I’ve been pondering the news since the election results became known. I first felt tremendous sadness for what may likely be the death knell for Suffolk Downs. And it’s hard to say how much of an impact the Caesars debacle had on the votes. If you look at neighboring Everett, a whopping 86.5 percent of the voters approved Steve Wynn’s project. 59 percent of Revere voters approved Suffolk’s proposal – a solid margin but one that pales in comparison; 56 percent of East Boston voters rejected it.


Revere’s mayor wants to proceed with the project if Suffolk Downs can rework it to fit on the 52 acres within his city. Time is running out, however, as the reworked application is due December 31. At least the Massachusetts Gaming Commission is open to the idea. There is precedent – Plainridge Racecourse made an 11th hour change in its application after its original ownership was declared unsuitable for a gaming license by the Commission.

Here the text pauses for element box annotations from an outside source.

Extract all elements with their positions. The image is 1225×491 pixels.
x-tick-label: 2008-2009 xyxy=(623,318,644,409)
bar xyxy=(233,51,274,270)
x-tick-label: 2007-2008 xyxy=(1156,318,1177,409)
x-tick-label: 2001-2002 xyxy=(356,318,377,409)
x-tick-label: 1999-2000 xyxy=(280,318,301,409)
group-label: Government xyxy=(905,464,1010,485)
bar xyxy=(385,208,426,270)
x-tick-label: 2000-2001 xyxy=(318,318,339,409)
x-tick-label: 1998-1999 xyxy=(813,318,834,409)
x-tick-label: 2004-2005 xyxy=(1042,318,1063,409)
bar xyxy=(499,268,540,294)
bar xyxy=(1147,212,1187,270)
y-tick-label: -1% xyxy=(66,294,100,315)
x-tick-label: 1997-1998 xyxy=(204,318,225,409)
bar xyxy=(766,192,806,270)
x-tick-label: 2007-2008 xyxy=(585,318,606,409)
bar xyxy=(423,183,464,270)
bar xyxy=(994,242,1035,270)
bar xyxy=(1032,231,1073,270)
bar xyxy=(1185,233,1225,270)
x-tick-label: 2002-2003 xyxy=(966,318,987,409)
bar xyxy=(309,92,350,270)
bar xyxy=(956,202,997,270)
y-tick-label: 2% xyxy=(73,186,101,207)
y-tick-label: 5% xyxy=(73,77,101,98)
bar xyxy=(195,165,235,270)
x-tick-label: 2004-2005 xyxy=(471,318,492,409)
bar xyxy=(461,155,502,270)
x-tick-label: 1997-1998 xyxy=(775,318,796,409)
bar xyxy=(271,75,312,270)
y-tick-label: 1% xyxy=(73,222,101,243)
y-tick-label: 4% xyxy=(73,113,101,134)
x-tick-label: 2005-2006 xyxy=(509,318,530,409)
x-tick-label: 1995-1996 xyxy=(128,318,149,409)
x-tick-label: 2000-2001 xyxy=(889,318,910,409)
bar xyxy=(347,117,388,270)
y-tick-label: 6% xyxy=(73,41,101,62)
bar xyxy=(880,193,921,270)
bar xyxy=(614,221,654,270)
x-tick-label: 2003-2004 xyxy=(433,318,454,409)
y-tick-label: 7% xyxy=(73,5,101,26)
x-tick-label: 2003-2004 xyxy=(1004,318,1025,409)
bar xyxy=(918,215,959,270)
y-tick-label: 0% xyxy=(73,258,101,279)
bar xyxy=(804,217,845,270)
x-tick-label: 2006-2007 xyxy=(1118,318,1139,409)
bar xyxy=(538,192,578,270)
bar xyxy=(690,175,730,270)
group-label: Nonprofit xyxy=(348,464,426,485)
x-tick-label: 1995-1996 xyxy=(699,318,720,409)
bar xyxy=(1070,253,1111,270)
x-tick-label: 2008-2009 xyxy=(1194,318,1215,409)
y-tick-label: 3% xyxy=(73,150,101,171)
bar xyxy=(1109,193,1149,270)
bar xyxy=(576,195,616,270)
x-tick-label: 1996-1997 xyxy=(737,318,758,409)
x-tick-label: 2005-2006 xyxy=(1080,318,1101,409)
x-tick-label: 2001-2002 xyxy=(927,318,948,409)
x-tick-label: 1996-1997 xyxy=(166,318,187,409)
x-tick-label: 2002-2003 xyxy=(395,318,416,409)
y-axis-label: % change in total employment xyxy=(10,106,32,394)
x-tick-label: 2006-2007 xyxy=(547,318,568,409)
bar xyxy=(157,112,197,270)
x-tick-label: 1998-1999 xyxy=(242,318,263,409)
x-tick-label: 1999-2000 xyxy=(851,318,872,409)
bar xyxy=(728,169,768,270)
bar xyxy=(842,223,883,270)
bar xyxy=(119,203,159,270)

Out west, if the Palmer vote stands, MGM Resorts International’s Springfield bid is the last one standing – Hard Rock lost an election in West Springfield in September. And MGM has yet to be declared suitable by the Massachusetts Gaming Commission. You can’t help but wonder if the Commission found problems with Caesars, cleared in jurisdictions around the world, what is in store for MGM?


The Commission’s actions are causing a stir throughout the gaming industry. There are rumblings that the Wynn organization is very unhappy with some of the comments and is threatening to pull out of its project in Everett. At this stage one can even imagine a casino environment without any of the major players – and that would be a far cry from the world-class resorts envisioned by the initial legislation and the voters who approved casinos for the Commonwealth in the first place.


One thing is sure – residents may like the overall idea of casinos and the jobs and revenue they provide, but Massachusetts has fallen victim to the “not in my backyard” syndrome. Now we wait and see what will happen in Milford – the vote there for Foxwoods’ casino proposal is set for November 19.